March 11, 2007
Reform Alternatives for Taxing Carry
Posted by Victor Fleischer

In Two and Twenty, I offer a menu of reform alternatives for taxing carry.  One possibility, as noted in Sorkin's column today, is to tax carry as ordinary income.  But there is another method - what I call the "cost-of-capital method" - which might make for better tax policy.

A 20% carry is equivalent to two different economic arrangements:  (1) an at the money call option to acquire 20% of the capital of the fund, or (2) a nonrecourse, zero interest rate demand loan of 20% of the capital of the fund, the proceeds of which are used to buy 20% of the capital of the fund.  The "right" tax policy depends on which analogy we prefer. 

Under current law, income from the carry is both deferred and converted into capital gain, which is taxed at a lower rate. 
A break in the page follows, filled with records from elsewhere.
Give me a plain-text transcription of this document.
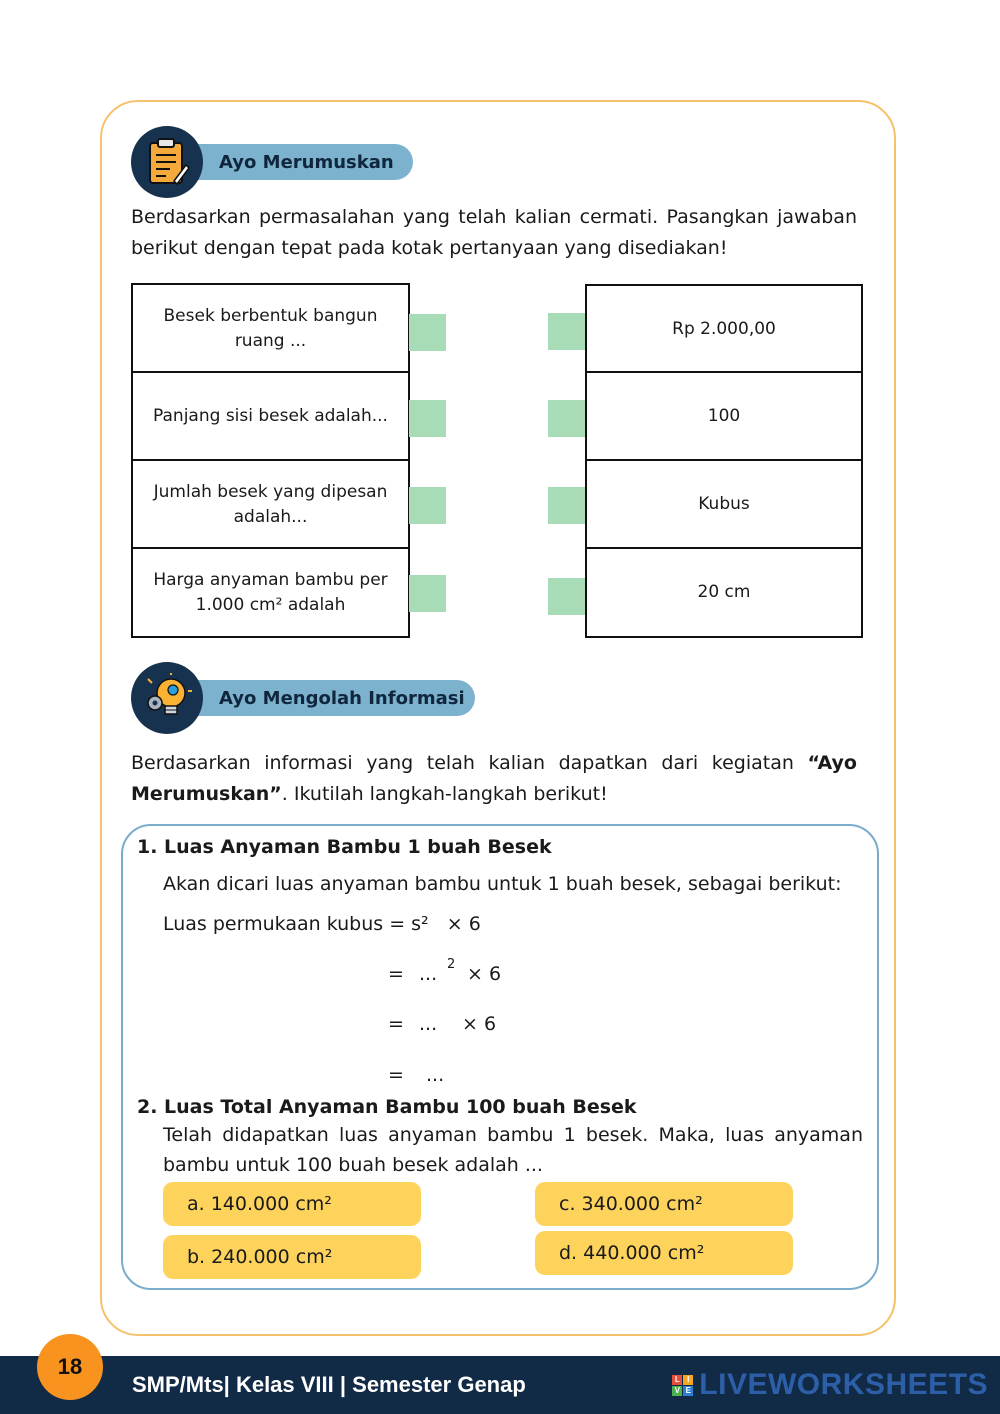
Ayo Merumuskan
Berdasarkan permasalahan yang telah kalian cermati. Pasangkan jawaban berikut dengan tepat pada kotak pertanyaan yang disediakan!
Besek berbentuk bangun ruang ...
Panjang sisi besek adalah...
Jumlah besek yang dipesan adalah...
Harga anyaman bambu per 1.000 cm² adalah
Rp 2.000,00
100
Kubus
20 cm
Ayo Mengolah Informasi
Berdasarkan informasi yang telah kalian dapatkan dari kegiatan “Ayo Merumuskan”. Ikutilah langkah-langkah berikut!
1. Luas Anyaman Bambu 1 buah Besek
Akan dicari luas anyaman bambu untuk 1 buah besek, sebagai berikut:
Luas permukaan kubus = s²   × 6
= ... 2 × 6
= ... × 6
= ...
2. Luas Total Anyaman Bambu 100 buah Besek
Telah didapatkan luas anyaman bambu 1 besek. Maka, luas anyaman bambu untuk 100 buah besek adalah ...
a. 140.000 cm²
b. 240.000 cm²
c. 340.000 cm²
d. 440.000 cm²
SMP/Mts| Kelas VIII | Semester Genap
18	L I
V E LIVEWORKSHEETS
(1) The option approach.  If we treat carry like a call option, then income should be deferred, but then treated as ordinary income when realized.  This is how we treat non-qualified stock options in the corporate context. 

(2) The cost of capital approach.  But if we treat the carry like a loan, the proceeds of which are invested in the fund, then we get a different result.  Under the "cost of capital" method, we would tax GPs on the forgiven interest on the loan from the LPs.  Any appreciation in the value of the fund, however, would generate capital gain.  The cost of capital method reduces deferral, but preserves (in my view) an appropriate amount of conversion, reflecting the entrepreneurial risk of investing the fund. 

So, for example, imagine a $100 million fund with a standard 20% carry.  Each year, the GP would recognize income on 6% (or whatever the short term applicable interest rate is) times 20% carry times $100 million (the total capital in the fund).  The GP would recognize, in this case, $1.2 million of income annually, taxed at the ordinary 35% rate.  Any further appreciation in the fund, however, would generate capital gain.

I have much more to say, of course, including other reform alternatives, and detailed discussion of the pros and cons, in the full version of the paper.  I hope to have a revised version up on SSRN later tonight.